When will it be next week?

When will it be next week?

Are we out of questions?

99.56.138.5105:01, 29 January 2010

For now, we're not doing Question of the Week. What we really need is for people to read the task force recommendations and Sue's letter and to identify gaps in the plan. Then, we need to begin drafting a larger strategy: the strategy for the movement as a whole, which will include components for the Foundation, the chapters, and individual volunteers.

Sorry that we didn't clearly tell you that we were putting QOTW on hiatus.

~Philippe (WMF)05:03, 29 January 2010
 

I can't figure out why these QOTW discussions keep showing up at at Special:NewMessages for me.

I have tried every way I can think of to unwatch all LiquidThreads discussions, and they keep showing up. How do I unwatch them? A single "unwatch" button to nuke them all would be nice.

Timeshifter00:31, 2 February 2010

Hmmmm... that's a very good question and one that I don't know the answer to. I'm going to point Werdna to this discussion. :)

~Philippe (WMF)00:33, 2 February 2010
 

Thanks. It looks like my reply put this particular discussion on Special:NewMessages. I always click the "mark all as read" link to bail out for awhile. But many discussions keep coming back. I will unwatch this discussion too. So I may not see other messages to me here.

The LiquidThreads Special:NewMessages format is so confusing that I normally avoid LiquidThreads if at all possible.

It would be much more intuitive if LiquidThreads discussions were watchlisted the normal way.

Timeshifter00:41, 2 February 2010
 

I'm sorry to hear that you don't like the format of Special:NewMessages.

There isn't presently a way to disable the functionality of Special:NewMessages — you are, of course, free to ignore it entirely. Do let me know if there's something about Special:NewMessages that is difficult to ignore, and I can probably resolve it.

Andrew Garrett01:35, 2 February 2010

Is there a way to designate a particular thread and say "don't tell me about new messages to this thread again"? For instance, if I'm watching threads relating to the 2008 election, and I no longer care about it?

~Philippe (WMF)04:54, 2 February 2010
 

I guess the way to do that is to unwatch it. There's a link for that at the top-right of the thread.

Andrew Garrett02:23, 5 February 2010
 
 

We can certainly continue doing these here, but we need people with energy to come up with good, general questions from the discussion, particularly data-oriented questions. For anyone motivated to drive this, count me in to help.

Eekim16:04, 2 February 2010
 

We need well prepared data-oriented questions that will likely get enough responses to start a semblance of discussion.

I prefer one good question every 2 weeks rather than meuuuhh one every week.
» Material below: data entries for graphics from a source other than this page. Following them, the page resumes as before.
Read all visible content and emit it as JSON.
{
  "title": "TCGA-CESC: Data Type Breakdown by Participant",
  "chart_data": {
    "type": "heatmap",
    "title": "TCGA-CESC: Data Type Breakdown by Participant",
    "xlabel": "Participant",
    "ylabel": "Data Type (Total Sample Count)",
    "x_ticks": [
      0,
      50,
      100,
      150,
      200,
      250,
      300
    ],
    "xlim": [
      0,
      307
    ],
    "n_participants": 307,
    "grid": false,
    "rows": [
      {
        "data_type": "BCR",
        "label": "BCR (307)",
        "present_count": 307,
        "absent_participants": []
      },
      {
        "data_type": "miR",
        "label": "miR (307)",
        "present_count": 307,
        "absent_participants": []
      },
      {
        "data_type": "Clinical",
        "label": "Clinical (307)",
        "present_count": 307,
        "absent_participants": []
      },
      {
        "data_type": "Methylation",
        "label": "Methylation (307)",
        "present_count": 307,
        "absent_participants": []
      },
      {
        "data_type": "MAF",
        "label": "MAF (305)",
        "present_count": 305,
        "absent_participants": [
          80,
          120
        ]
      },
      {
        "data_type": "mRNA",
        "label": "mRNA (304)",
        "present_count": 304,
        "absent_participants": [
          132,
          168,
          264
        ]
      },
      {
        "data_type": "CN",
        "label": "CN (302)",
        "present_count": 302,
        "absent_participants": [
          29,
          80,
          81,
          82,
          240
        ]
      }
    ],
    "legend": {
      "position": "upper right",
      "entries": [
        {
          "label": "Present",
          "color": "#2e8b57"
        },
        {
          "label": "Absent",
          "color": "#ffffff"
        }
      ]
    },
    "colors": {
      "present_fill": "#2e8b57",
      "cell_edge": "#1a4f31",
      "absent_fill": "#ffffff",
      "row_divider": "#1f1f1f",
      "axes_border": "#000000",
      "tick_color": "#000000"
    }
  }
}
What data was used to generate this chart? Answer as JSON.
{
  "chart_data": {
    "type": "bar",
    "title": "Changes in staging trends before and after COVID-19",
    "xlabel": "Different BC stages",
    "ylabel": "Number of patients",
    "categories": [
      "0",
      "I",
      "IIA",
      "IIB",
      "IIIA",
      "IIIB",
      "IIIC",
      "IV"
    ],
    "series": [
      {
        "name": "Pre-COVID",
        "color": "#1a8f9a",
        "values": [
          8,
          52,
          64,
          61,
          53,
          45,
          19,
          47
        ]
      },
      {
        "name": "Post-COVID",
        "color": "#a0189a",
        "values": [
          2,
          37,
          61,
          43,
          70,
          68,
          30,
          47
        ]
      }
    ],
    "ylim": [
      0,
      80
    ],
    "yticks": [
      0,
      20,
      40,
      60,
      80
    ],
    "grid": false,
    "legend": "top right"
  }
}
A good question is one that let participants feel that homework have been done before putting it and that reaching realistic proposals is within their capabilities.

So avoid questions where people "contest" the very basis of the question and/or question that not likely get enough participations to break the discussion initial inertia.

KrebMarkt21:49, 2 February 2010
 

Once every two weeks rather than once every week makes a lot of sense. Do you want to start editing Question of the week/Ideas and pointing other people there as well? Let's see if we can get some momentum around starting it up again. Thanks!